Hello blogworld, it’s nice to be back online after too many months of inaction and stultification. During my slight hiatus, I have finished my first semester at the University of Petroleum, enjoyed nearly a 2-month long break, and visited a few places in my spare time. The one unifying thread through my travels would have to be the walls – the prominent Great Wall of Beijing, the restored city wall in Xi’an, a modest wall around Pingyao, and a weathered one in Datong.
During my last week of teaching, my dad visited me, and after the laborious final exams had finished, we traveled to Beijing for the weekend. Unfortunately, the city itself was wrapped in a thick blanket of smog, but the Great Wall was far enough outside the city to avoid the pollution and provide a splendid panorama of the valleys beneath us. It was a crisp, clear morning when we arrived at the wall, and after reaching one of the highest watchtowers, I could have easily shedded my winter coat. After we soaked in the raw beauty of the wilderness, my dad and I reluctantly plodded down the wall, entered the bus, and reentered the seething metropolis of Beijing.
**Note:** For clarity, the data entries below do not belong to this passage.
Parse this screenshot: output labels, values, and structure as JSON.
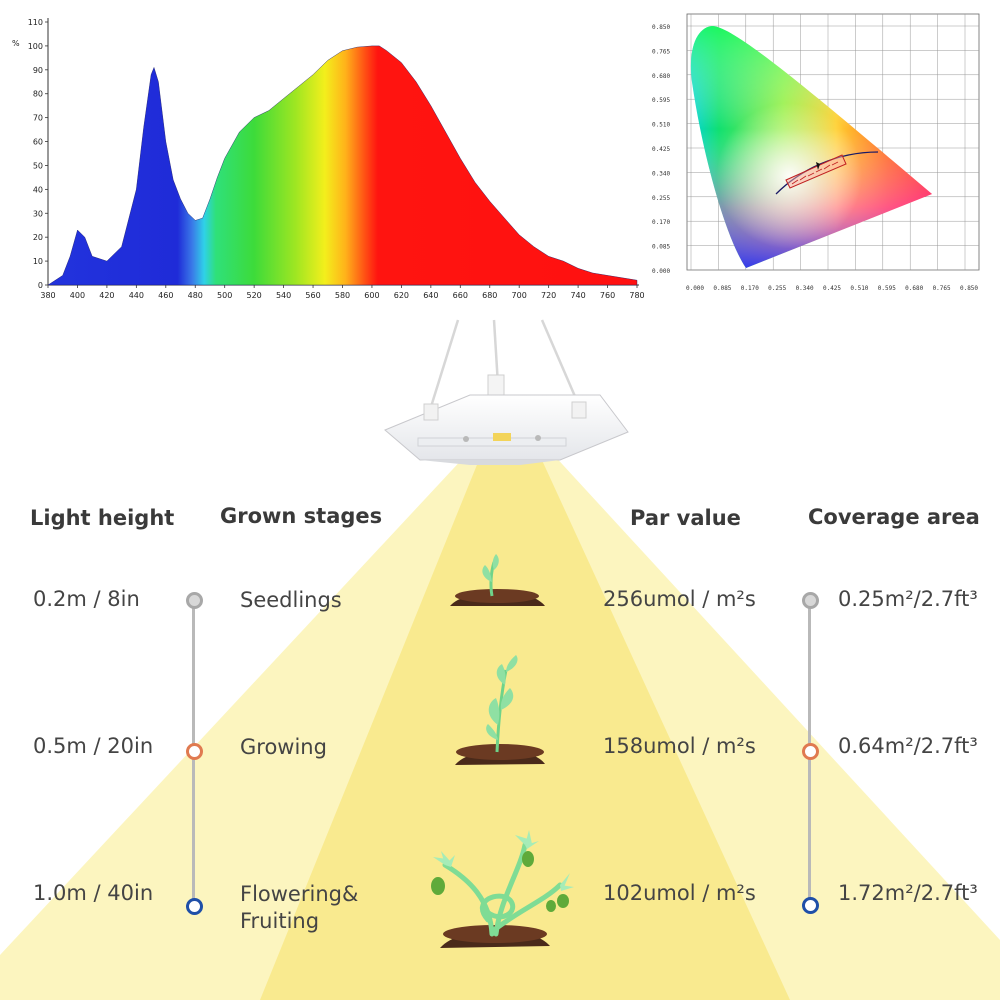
{
  "spectrum_chart": {
    "type": "area",
    "unit_label": "%",
    "x_ticks": [
      "380",
      "400",
      "420",
      "440",
      "460",
      "480",
      "500",
      "520",
      "540",
      "560",
      "580",
      "600",
      "620",
      "640",
      "660",
      "680",
      "700",
      "720",
      "740",
      "760",
      "780"
    ],
    "y_ticks": [
      "0",
      "10",
      "20",
      "30",
      "40",
      "50",
      "60",
      "70",
      "80",
      "90",
      "100",
      "110"
    ],
    "xlim": [
      380,
      780
    ],
    "ylim": [
      0,
      110
    ]
  },
  "chart_data": {
    "type": "area",
    "title": "",
    "xlabel": "",
    "ylabel": "%",
    "xlim": [
      380,
      780
    ],
    "ylim": [
      0,
      110
    ],
    "x": [
      380,
      390,
      395,
      400,
      405,
      410,
      420,
      430,
      440,
      445,
      450,
      452,
      455,
      460,
      465,
      470,
      475,
      480,
      485,
      490,
      495,
      500,
      510,
      520,
      530,
      540,
      550,
      560,
      570,
      580,
      590,
      600,
      605,
      610,
      620,
      630,
      640,
      650,
      660,
      670,
      680,
      690,
      700,
      710,
      720,
      730,
      740,
      750,
      760,
      770,
      780
    ],
    "values": [
      0,
      4,
      12,
      23,
      20,
      12,
      10,
      16,
      40,
      66,
      88,
      91,
      85,
      60,
      44,
      36,
      30,
      27,
      28,
      36,
      45,
      53,
      64,
      70,
      73,
      78,
      83,
      88,
      94,
      98,
      99.5,
      100,
      100,
      98,
      93,
      85,
      75,
      64,
      53,
      43,
      35,
      28,
      21,
      16,
      12,
      10,
      7,
      5,
      4,
      3,
      2
    ]
  },
  "cie_chart": {
    "y_ticks": [
      "0.850",
      "0.765",
      "0.680",
      "0.595",
      "0.510",
      "0.425",
      "0.340",
      "0.255",
      "0.170",
      "0.085",
      "0.000"
    ],
    "x_ticks": [
      "0.000",
      "0.085",
      "0.170",
      "0.255",
      "0.340",
      "0.425",
      "0.510",
      "0.595",
      "0.680",
      "0.765",
      "0.850"
    ]
  },
  "headers": {
    "light_height": "Light height",
    "grown_stages": "Grown stages",
    "par_value": "Par value",
    "coverage_area": "Coverage area"
  },
  "rows": [
    {
      "height": "0.2m / 8in",
      "stage": "Seedlings",
      "stage2": "",
      "par": "256umol / m²s",
      "coverage": "0.25m²/2.7ft³",
      "dot_color": "#a8a8a8"
    },
    {
      "height": "0.5m / 20in",
      "stage": "Growing",
      "stage2": "",
      "par": "158umol / m²s",
      "coverage": "0.64m²/2.7ft³",
      "dot_color": "#e07a50"
    },
    {
      "height": "1.0m / 40in",
      "stage": "Flowering&",
      "stage2": "Fruiting",
      "par": "102umol / m²s",
      "coverage": "1.72m²/2.7ft³",
      "dot_color": "#1f4fa8"
    }
  ],
  "colors": {
    "beam_outer": "#fcf4b8",
    "beam_inner": "#f9e98a",
    "text": "#444444",
    "line": "#b9b9b9"
  }
}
We then decided to visit the Forbidden City. While we were walking along the eastern side toward the main entrance, a Chinese pedicab driver (like a motorized tricycle) told us he would take us to the entrance for a fee of 10 RMB. After we hopped into the back, he promptly turned around and then veered into a hutong neighborhood. Suddenly two other pedicab drivers came alongside our driver, and we were told that because of our weight, we had to go separately into two different pedicabs. After this maneuver, the drivers began to weave through several narrow alleys, pointing out occasional buildings like a hospital, and going nowhere close to the Forbidden City. At this point, I imagined us passing through a dark alley where some muscled, angry Mafia would surround us, take our wallets, and beat us unconscious. We did pass by some dark alleys, which thankfully lacked a Mafia presence, and then stopped at an intersection where one of the drivers displayed a laminated card that said Tour around Hutong: 300 RMB. Now, I may be dense at times, but I think that we had just been shamelessly conned. My dad paid his 300 RMB, refused to pay for me (which I strongly supported), and we quickly left the drivers, eventually exited the hutong, and found the Forbidden City.
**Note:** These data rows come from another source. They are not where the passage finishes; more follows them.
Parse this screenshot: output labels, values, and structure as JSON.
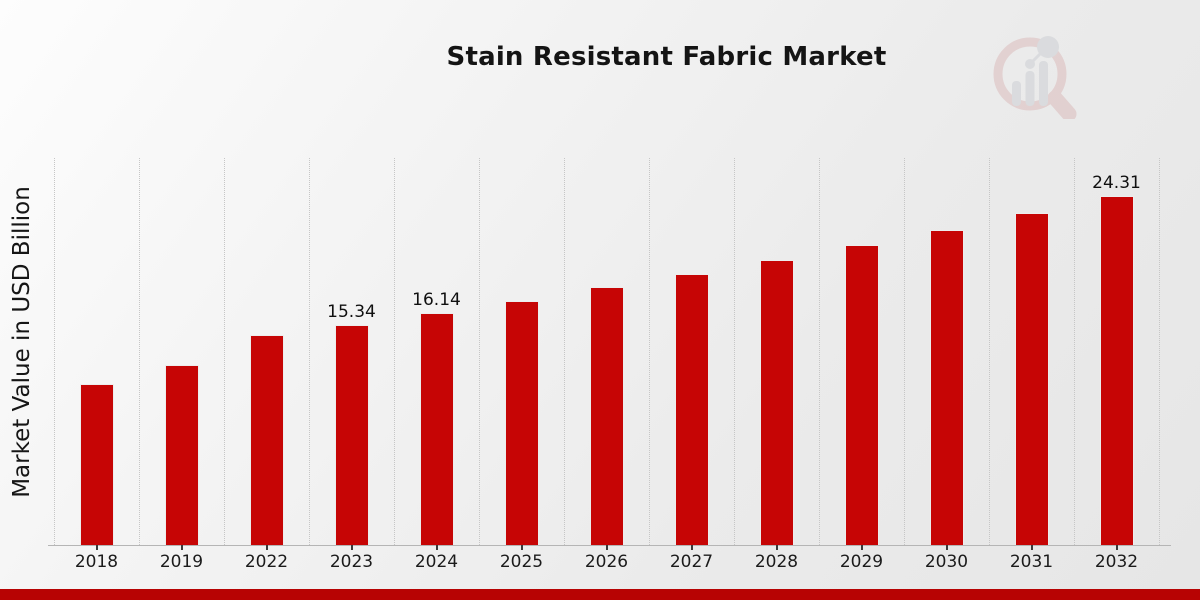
{
  "title": "Stain Resistant Fabric Market",
  "accent": {
    "bar_red": "#c60505",
    "strip_red": "#b70303"
  },
  "watermark": {
    "icon": "magnifier-bar-chart-logo"
  },
  "chart_data": {
    "type": "bar",
    "title": "Stain Resistant Fabric Market",
    "xlabel": "",
    "ylabel": "Market Value in USD Billion",
    "categories": [
      "2018",
      "2019",
      "2022",
      "2023",
      "2024",
      "2025",
      "2026",
      "2027",
      "2028",
      "2029",
      "2030",
      "2031",
      "2032"
    ],
    "values": [
      11.2,
      12.5,
      14.6,
      15.34,
      16.14,
      17.0,
      17.95,
      18.85,
      19.8,
      20.9,
      21.95,
      23.1,
      24.31
    ],
    "data_labels": [
      "",
      "",
      "",
      "15.34",
      "16.14",
      "",
      "",
      "",
      "",
      "",
      "",
      "",
      "24.31"
    ],
    "ylim": [
      0,
      26.93
    ],
    "grid": "vertical-dotted",
    "bar_color": "#c60505",
    "legend": "none"
  }
}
I was glad we hadn’t been mercilessly beaten or worse, but my dad wasn’t too happy about being conned out of 300 RMB. I guess if you took a more positive approach, we most likely personally financed a month of meals for those men and their families. The unsuspecting philanthropist. Needless to say, we didn’t go on a pedicab again or consider viewing any other hutongs during our brief visit to Beijing.
Shortly after my visit to Beijing, I was once again leaving Qingdao with Vanessa and Mae-Mae to visit Xi’an. After arriving in Xi’an, we eventually found our hostel, which was located in a nondescript alley, found our rooms, and explored the city. Apparently, ancient Xi’an had once been the capital of China ruled by a monarch who ruthlessly killed Confucian scholars and forced thousands of laborers to build a monumental tomb replete with thousands of life-like soldiers who would usher him into the afterlife. I guess benevolent dictators were somewhat of an uncommon breed at the time. Because of Xi’an’s status, a wall had been built around the city to protect its citizens from any invaders. After walking aimlessly through parts of the city, we decided to visit the city wall. Once we reached the northern gate, we climbed up the steps and had a decent view of the city proper from the top. With walls between 20′ and 30′ high and watchtowers at each of the gates and corners of the wall, it seemed to be a fairly formidable defensive structure. On the wall, there are bike rentals where you can bike on the wall for a minimal fee. We decided to rent some and spent nearly an hour and a half biking on top of the wall. It basically felt like riding on uneven cobblestones, and occasionally you had to avoid a sunken section of the wall. Overall, though, it was a thoroughly enjoyable ride.
Another day, we traveled by bus to visit the famed Terracotta Warriors. I thought it was close to Xi’an, but it’s actually about an hour’s drive into the country from the city wall. When we arrived at the entrance, we passed through a ticket turnstile and entered the main complex which had three separate buildings. The largest one was in front of us, and the other two were towards the right of the big building. The first one on the right was basically a welcome center that described the history of the site and noted several generous donors. Behind that building was another one that housed a pit with various body parts of the Terracotta Warriors piled together. I was mildly impressed, but once I entered the central building, I was astounded. Underneath this vaulted ceiling was a pit larger than a football field with orderly rows of hundreds of Terracotta Warriors. Their condition steadily deteriorated as you looked down the line, but the enormity of this work was incredible.
As the story goes, a farmer was digging a new well in his backyard and happened on a few pottery shards. Those shards happened to be remnants of a Terracotta Warrior, and he had a couple thousand of his friends buried with him underneath the farmer’s field. Since then, archaeologists have conducted extensive digs around this site, and they still haven’t found the tomb of the ancient despot. Egyptian pyramids may win the prize for the most outlandish imperial tomb, but I think the Terracotta Warriors come in a close second.